Risks And Watchpoints
- Promoter dilution signal. A 12-point drop in promoter holding within two quarters, without a disclosed strategic rationale in the public summaries, is the single largest red flag — verify whether this is an OFS, open-market sale, gifted stake, pledged share invocation or formal SAST-disclosed transaction.
- Quality of earnings. FY25 cash from operations is -₹17 Cr against ₹6 Cr reported PAT; 8-year aggregate CFO is -₹34.56 Cr against ₹27.21 Cr aggregate net profit (valueresearchonline.com). Inventory days nearly doubled to 152.
- Valuation premium. Smart-investing.in models put intrinsic value at ₹6.82 (vs ₹12.27 market) and brand the stock "Bad — Stock is Expensive"; valueresearchonline.com gives a Quality Score of 2/10 and Valuation Score 3/10.
- Lumpy margins. Nine quarters of OPM range from 3.35% to 17.90% — execution and raw-material PP price exposure are clearly variable, and 17.9% OPM is unlikely to be the through-cycle average.
- Rising leverage funding capex. Borrowings tripled (₹13 → ₹48 Cr) over 18 months while FCF stayed deeply negative. A further leg of capacity additions (aerospace composites) likely needs more capital.

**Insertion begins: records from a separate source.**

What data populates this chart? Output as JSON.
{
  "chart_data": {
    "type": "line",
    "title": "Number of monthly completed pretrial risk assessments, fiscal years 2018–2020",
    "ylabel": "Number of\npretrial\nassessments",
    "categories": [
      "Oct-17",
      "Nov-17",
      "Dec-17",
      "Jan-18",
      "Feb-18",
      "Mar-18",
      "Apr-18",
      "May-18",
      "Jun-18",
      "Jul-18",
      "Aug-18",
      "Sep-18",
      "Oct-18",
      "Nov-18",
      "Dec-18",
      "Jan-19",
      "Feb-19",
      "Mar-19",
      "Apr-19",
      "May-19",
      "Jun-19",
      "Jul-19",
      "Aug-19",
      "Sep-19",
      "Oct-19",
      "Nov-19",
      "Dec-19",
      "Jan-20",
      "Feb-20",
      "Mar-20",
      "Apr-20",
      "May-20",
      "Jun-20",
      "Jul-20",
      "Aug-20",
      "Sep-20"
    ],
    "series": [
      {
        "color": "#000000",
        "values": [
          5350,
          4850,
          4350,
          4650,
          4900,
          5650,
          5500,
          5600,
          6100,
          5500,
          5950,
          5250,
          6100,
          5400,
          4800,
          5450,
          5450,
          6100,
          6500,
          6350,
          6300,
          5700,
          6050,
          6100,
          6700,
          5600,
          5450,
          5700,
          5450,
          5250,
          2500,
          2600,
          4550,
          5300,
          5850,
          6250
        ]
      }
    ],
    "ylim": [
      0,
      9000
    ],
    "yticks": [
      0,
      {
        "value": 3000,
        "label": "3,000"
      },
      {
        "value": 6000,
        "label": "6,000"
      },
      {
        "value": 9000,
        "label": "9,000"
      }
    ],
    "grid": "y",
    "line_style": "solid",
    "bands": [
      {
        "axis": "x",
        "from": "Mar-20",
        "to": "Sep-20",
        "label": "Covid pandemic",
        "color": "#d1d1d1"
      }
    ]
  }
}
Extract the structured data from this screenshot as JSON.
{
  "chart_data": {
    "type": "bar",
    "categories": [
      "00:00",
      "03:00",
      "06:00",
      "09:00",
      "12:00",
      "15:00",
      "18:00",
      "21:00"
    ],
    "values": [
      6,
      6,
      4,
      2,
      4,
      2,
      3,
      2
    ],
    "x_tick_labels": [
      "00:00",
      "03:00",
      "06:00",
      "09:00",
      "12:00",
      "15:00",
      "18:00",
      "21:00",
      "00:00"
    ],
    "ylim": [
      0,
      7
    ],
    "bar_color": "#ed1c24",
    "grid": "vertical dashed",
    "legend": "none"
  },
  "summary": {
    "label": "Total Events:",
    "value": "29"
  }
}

- Float and liquidity. Small-cap (~₹517 Cr), no DII/FII institutional anchor (DII 0.06%, FII not reported), no dividend, 20-day average volume of 0.55 mn shares per livemint.com. Tickertape.in flags ~4x Nifty volatility despite the negative-beta print.
What To Verify Next
- Pull the FY25 annual report (BSE filing 354a786f-f7d5-4430-871f-ae758f97e816 or the company's audited 31-12-2025 PDF on shishind.com) for segmental detail, export-mix disclosure, US subsidiary contribution, capacity numbers, and the working-capital and capex schedule.
- Confirm the mechanism behind the 12-point promoter holding decline (SAST / SEBI insider disclosures, BSE/NSE bulk-deal data) and whether shares were placed with strategic investors or sold in the open market.
- Reconcile the negative FY25 operating cash flow against ₹6 Cr net profit and ₹152-day inventory level — is the inventory build-up linked to the Carmika expansion, US subsidiary stocking, or unsold finished goods?
- Track the aerospace composites build-out and any associated capital commitment or pre-orders disclosed in board outcomes (next quarterly board meeting referenced is February 2026 for Q3 results; FY26 audited results due May 2026).
- Validate the ₹76 mn share issue and 2:1 bonus referenced by investing.com — confirm dilution math, EPS rebasing, and the rate at which equity capital and reserves moved between FY24 (₹35 Cr equity, ₹25 Cr reserves) and FY25 (₹38 Cr, ₹68 Cr).